29/04/2026 legrandsoir.info  3min #312369

L'industrie du mensonge : l'Ia au service de la propagande anti-Chine

Xu Li, CGTN Français

Une enquête récente de l'Asahi Shimbun, l'un des principaux quotidiens japonais, a révélé l'existence d'un marché noir florissant : la production massive de fausses vidéos au contenu anti-chinois, générées par intelligence artificielle. Des séquences intitulées "Des Chinois détruisant des cerisiers" ou "Un étudiant chinois volant la canne d'une personne âgée", qui ont suscité l'indignation des internautes japonais et cumulé des centaines de milliers de vues, se sont avérées être des produits monétisés. Il suffit d'une poignée d'instructions pour que l'IA génère en quelques minutes des rumeurs incendiaires. Il ne s'agit pas seulement d'un détournement technologique, mais d'une guerre cognitive méthodiquement organisée.

Il s'agit clairement d'une tentative de manipulation de l'opinion publique déguisée en "business du trafic web". En apparence, seule la quête du profit compte : là où une vidéo classique ne rapporte que 300 yens pour mille vues, un contenu anti-chinois en génère 1 000. Mais derrière ces gains faciles se cache une main invisible. Qui finance ce flux ininterrompu de désinformation ? Pourquoi ces falsifications grossières sont-elles présentées comme l'expression d'une "opinion publique" ? L'histoire offre un parallèle troublant.

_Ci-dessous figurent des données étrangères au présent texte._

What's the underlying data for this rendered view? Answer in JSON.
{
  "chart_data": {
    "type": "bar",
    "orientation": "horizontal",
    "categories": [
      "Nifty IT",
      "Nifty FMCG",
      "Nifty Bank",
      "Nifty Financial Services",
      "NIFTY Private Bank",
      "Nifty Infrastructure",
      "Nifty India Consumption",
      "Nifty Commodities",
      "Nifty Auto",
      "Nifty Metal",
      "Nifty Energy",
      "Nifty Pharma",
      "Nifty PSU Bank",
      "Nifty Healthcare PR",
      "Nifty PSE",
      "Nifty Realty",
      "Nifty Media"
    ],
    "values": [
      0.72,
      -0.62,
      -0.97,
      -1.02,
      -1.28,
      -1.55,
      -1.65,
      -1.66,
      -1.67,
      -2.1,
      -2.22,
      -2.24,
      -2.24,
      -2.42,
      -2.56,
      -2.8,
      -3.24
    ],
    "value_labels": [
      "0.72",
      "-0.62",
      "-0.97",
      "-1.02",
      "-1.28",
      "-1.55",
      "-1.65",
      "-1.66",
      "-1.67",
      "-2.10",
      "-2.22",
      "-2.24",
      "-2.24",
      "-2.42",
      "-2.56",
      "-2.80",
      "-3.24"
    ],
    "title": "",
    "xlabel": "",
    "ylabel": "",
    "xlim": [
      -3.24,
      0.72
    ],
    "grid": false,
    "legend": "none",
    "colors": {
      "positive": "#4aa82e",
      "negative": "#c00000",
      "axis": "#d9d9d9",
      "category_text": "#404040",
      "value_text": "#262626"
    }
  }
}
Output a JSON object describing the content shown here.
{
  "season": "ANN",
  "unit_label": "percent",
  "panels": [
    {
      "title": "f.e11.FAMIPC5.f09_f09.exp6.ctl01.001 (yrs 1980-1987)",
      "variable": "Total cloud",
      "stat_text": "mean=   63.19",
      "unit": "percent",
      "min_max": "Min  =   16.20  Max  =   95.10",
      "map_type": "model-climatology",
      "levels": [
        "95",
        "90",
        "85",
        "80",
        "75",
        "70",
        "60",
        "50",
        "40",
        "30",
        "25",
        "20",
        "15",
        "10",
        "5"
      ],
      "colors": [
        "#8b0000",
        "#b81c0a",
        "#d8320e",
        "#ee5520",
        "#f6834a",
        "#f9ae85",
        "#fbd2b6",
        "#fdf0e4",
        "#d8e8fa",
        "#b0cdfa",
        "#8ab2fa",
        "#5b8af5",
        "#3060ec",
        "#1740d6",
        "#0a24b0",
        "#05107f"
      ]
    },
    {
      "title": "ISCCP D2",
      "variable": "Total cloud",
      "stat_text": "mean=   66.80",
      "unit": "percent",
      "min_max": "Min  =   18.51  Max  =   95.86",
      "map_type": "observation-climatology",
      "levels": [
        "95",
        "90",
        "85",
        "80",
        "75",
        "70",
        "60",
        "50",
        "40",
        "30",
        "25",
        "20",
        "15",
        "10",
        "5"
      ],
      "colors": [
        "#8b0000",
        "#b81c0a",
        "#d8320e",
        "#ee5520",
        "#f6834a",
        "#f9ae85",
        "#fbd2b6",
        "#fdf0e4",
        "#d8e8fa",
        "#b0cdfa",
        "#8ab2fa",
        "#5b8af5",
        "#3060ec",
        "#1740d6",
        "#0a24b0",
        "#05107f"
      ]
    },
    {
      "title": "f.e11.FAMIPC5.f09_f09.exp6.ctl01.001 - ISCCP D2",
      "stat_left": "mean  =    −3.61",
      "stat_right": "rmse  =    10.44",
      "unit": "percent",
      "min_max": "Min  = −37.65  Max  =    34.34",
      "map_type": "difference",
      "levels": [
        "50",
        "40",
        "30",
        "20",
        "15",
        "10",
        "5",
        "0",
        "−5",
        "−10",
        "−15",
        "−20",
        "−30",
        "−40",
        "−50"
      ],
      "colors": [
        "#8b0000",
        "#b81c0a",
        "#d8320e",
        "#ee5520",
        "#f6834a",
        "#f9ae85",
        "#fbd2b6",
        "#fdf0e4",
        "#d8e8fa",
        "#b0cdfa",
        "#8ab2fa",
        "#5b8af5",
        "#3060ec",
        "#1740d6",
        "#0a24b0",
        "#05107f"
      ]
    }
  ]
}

Avant la Seconde Guerre mondiale, l'armée impériale japonaise avait orchestré l'"incident de Liutiaohu", un prétexte fabriqué pour accuser la Chine et justifier une invasion, tout en alimentant par la presse et la radio une campagne de haine contre Beijing. Aujourd'hui, cette même logique a migré vers les algorithmes et l'IA générative. Certains s'emploient à fabriquer un ennemi extérieur imaginaire pour détourner les esprits des tensions internes, favoriser l'émergence d'agendas politiques radicaux et entraîner, progressivement, une population mal informée sur une voie périlleuse.

C'est avant tout le symptôme d'un déséquilibre culturel et d'un égarement moral qui doivent nous alerter. Un pays sûr de sa propre valeur n'a nul besoin de broder la prétendue "laideur" de ses voisins pour préserver sa cohésion ; une société en bonne santé ne saurait admettre que le mensonge se transforme en simple marchandise. Ceux qui fabriquent ces vidéos, fonctionnaires, retraités ou étudiants, le reconnaissent sans détour : "Je n'ai jamais mis les pieds en Chine", "Le client nous répète que la vérité importe peu : plus c'est extrême, plus ça rapporte. À force d'être vues, ces fictions finissent par s'imposer comme des vérités dans l'esprit collectif." Cette confession, à elle seule, incarne toute l'absurdité et la tragédie d'une industrie en pleine dérive. Lorsque "aimer son pays" se confond avec "haïr l'autre", lorsque le sens des valeurs cède la place à l'appât du clic, c'est la boussole morale de la société tout entière qui se dérègle.

Le mensonge, fût-il sophistiqué, ne saurait occulter la réalité. Aussi réalistes que paraissent ces vidéos générées par l'IA, elles ne modifieront en rien la morosité économique du Japon, son vieillissement démographique accéléré ni l'ampleur de sa dette abyssale. Parier sur la calomnie et la haine envers un voisin pour dessiner l'avenir d'un pays revient à boire du poison en espérant étancher sa soif. Hier, le Japon a déjà payé le prix fort pour ses mensonges. S'il persiste aujourd'hui à s'enivrer de cette "victoire spirituelle" factice, il ne fera qu'empoisonner davantage les relations sino-japonaises et s'enliser dans une impasse encore plus profonde. Les leçons de l'histoire, pourtant, résonnent toujours. Ne laissons pas l'IA se muer en catalyseur de dérives militaristes.